Crossover Between Non-Markovian and Markovian Dynamics Induced by a Hierarchical Environment

TL;DR

This paper investigates how a hierarchical environment influences the transition between Markovian and non-Markovian dynamics in a qubit, revealing an unexpected pattern in the system's memory effects.

Contribution

It demonstrates the complex interplay between coupling strength, reservoir correlation time, and non-Markovian behavior in a hierarchical quantum environment.

Findings

Identifies a new phenomenon of anomalous Markovian-non-Markovian transition patterns.

Shows non-monotonic influence of reservoir memory effects on system dynamics.

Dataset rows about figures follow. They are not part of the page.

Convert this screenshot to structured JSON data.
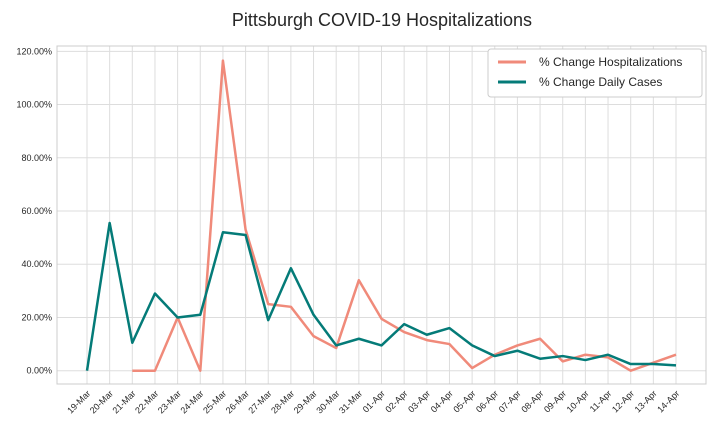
{
  "chart_data": {
    "type": "line",
    "title": "Pittsburgh COVID-19 Hospitalizations",
    "xlabel": "",
    "ylabel": "",
    "categories": [
      "19-Mar",
      "20-Mar",
      "21-Mar",
      "22-Mar",
      "23-Mar",
      "24-Mar",
      "25-Mar",
      "26-Mar",
      "27-Mar",
      "28-Mar",
      "29-Mar",
      "30-Mar",
      "31-Mar",
      "01-Apr",
      "02-Apr",
      "03-Apr",
      "04-Apr",
      "05-Apr",
      "06-Apr",
      "07-Apr",
      "08-Apr",
      "09-Apr",
      "10-Apr",
      "11-Apr",
      "12-Apr",
      "13-Apr",
      "14-Apr"
    ],
    "y_ticks": [
      "0.00%",
      "20.00%",
      "40.00%",
      "60.00%",
      "80.00%",
      "100.00%",
      "120.00%"
    ],
    "ylim": [
      -5,
      122
    ],
    "grid": true,
    "legend_position": "top-right",
    "series": [
      {
        "name": "% Change Hospitalizations",
        "color": "#f08a7a",
        "values": [
          null,
          null,
          0,
          0,
          20,
          0,
          116.5,
          53,
          25,
          24,
          13,
          8.5,
          34,
          19.5,
          14.5,
          11.5,
          10,
          1,
          6,
          9.5,
          12,
          3.5,
          6,
          5,
          0,
          3,
          6
        ]
      },
      {
        "name": "% Change Daily Cases",
        "color": "#047b78",
        "values": [
          0,
          55.5,
          10.5,
          29,
          20,
          21,
          52,
          51,
          19,
          38.5,
          21,
          9.5,
          12,
          9.5,
          17.5,
          13.5,
          16,
          9.5,
          5.5,
          7.5,
          4.5,
          5.5,
          4,
          6,
          2.5,
          2.5,
          2
        ]
      }
    ]
  }
}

Highlights the role of hierarchical environment structure in quantum memory effects.

Abstract

Non-Markovian evolution of an open quantum system can be induced by the memory effects of a reservoir. Although a reservoir with stronger memory effects may seem like it should cause stronger non-Markovian effects on the system of interest, this seemingly intuitive thinking may not always be correct. We illustrate this by investigating a qubit (a two-level atom) that is coupled to a hierarchical environment, which contains a single-mode cavity and a reservoir consisting of infinite numbers of modes. We show how the non-Markovian character of the system is influenced by the coupling strength between the qubit and cavity and the correlation time of the reservoir. In particular, we found a new phenomenon whereby the qubit Markovian and non-Markovian transition exhibits a anomalous pattern in a parameter space depicted by the coupling strength and the correlation time of the reservoir.